Sei que não somos perfeitos e não posso julgar a fé de ninguém. Podemos encontra-la no peito exausto dos mais infelizes ou desclassificados do mundo.
Também podemos refletir colocando dúvidas na fé: onde estava aquele Deus amoroso e bom que oferecia ao filho dileto apenas uma cruz? Por que motivo Ele não rasgou as cortinas do horizonte para que Suas legiões de anjos salvassem do crime da multidão inconsciente e furiosa o Mestre amado? Que Providência era aquela que não se manifestava no momento oportuno? Deus guarda todo o poder sobre o mundo, e como explicar Ele tolerar todo espetáculo sangrento sobre o Seu Enviado, amorável e carinhoso, conduzido para o madeiro infame sob impropérios e pedradas? O prêmio do Cristo foi somente aquele monte da desolação reservado aos criminosos? Podemos imaginar... aquelas mãos que haviam semeado o bem e o amor, agora agarradas à cruz como duas rosas ensanguentadas. A fronte coroada de espinhos era uma ironia para a figura sublime e respeitável do Mestre. Seu peito trêmulo, ofegante, seus ombros pisados e doloridos... valera a pena haver distribuído, entre os homens, tantas graças do Céu? O malfeitor que assalta o próximo, de todas as maneiras, parece ter maiores e mais duradouras compensações.

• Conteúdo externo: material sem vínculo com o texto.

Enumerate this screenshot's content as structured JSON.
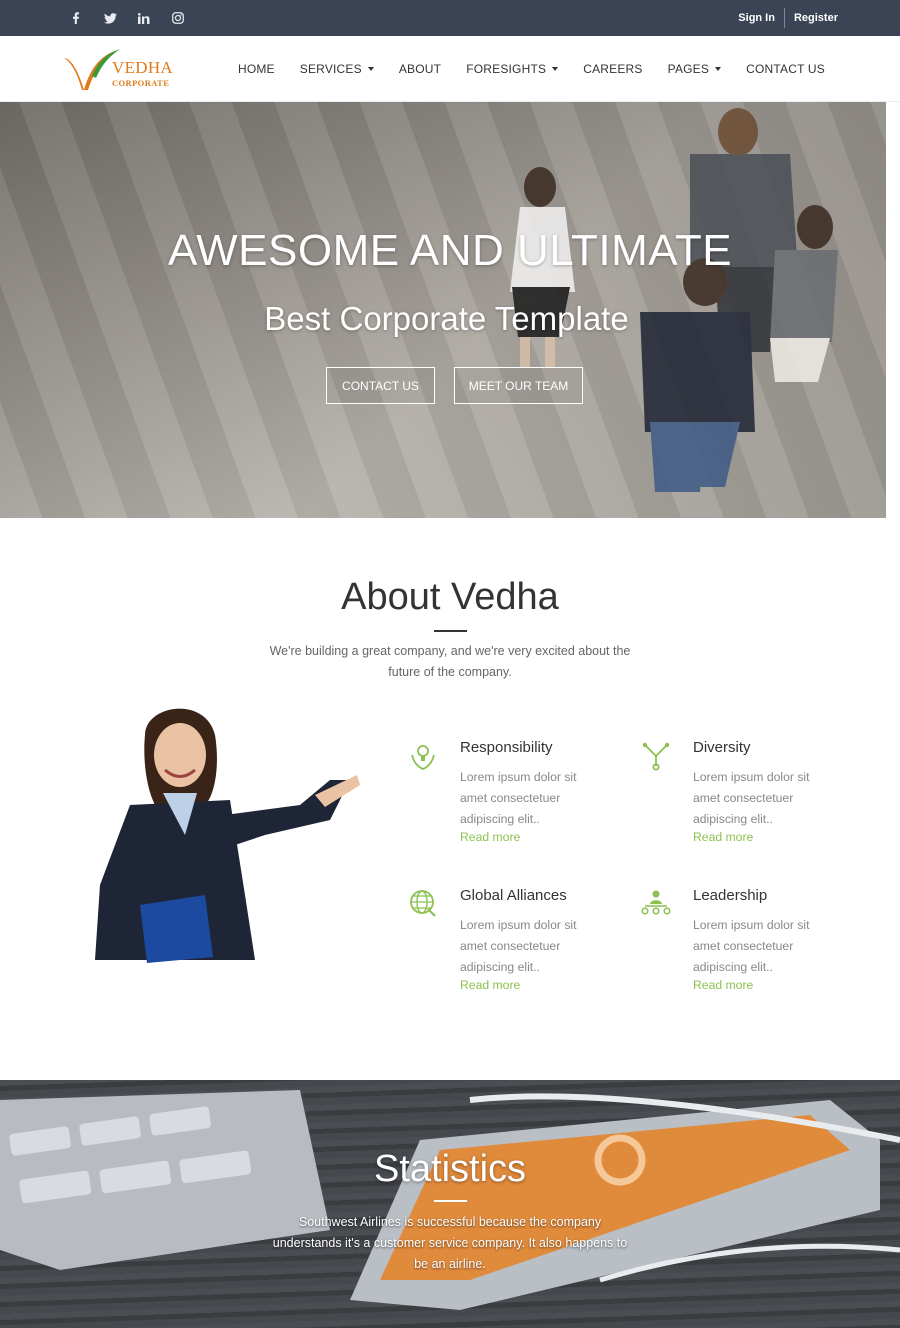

Ninguém a quem tanto ajudou estava próximo do Mestre, solidário com suas dores. Aqueles leprosos que haviam recuperado o dom precioso da saúde, os cegos que conseguiram ver os quadros coloridos da vida, os aleijados que haviam cantado hosanas à cura de seus corpos defeituosos, estavam agora ausentes, fugiam ao testemunho. Valera a pena praticar o bem?
Quem havia sido mais fiel ao Pai que Jesus? Entretanto, a sua recompensa era a cruz do martírio! Como ter fé em tais circunstâncias? Se pudéssemos dar um zoom naquela cena última da crucificação, veríamos com surpresa que o Messias lançava um olhar enternecido sobre um dos ladrões que o fitava afetuosamente. Teríamos percebido que a voz débil do bandido se elevava para o Mestre:
- Senhor, lembra-te de mim quando entrares no teu reino!...
O olhar caricioso do Mestre podia dizer sem palavras:
Vês, incrédulos de todos os tempos? Quando todos os homens da lei, doutores, acadêmicos, nobreza e sacerdotes não me compreenderam, e quando todos que ajudei e os meus próprios discípulos me abandonaram, eis que encontro a confiança leal no peito de um ladrão!...
Esta é uma lição profunda que consigo entender somente a superfície, mais sei que tem ainda maior conteúdo a conhecer sobre a fé. Por enquanto fico satisfeito com o nível em que me encontro, sabendo que tenho que me esforçar ainda mais para adquirir racionalmente mais conteúdo sobre essa virtude.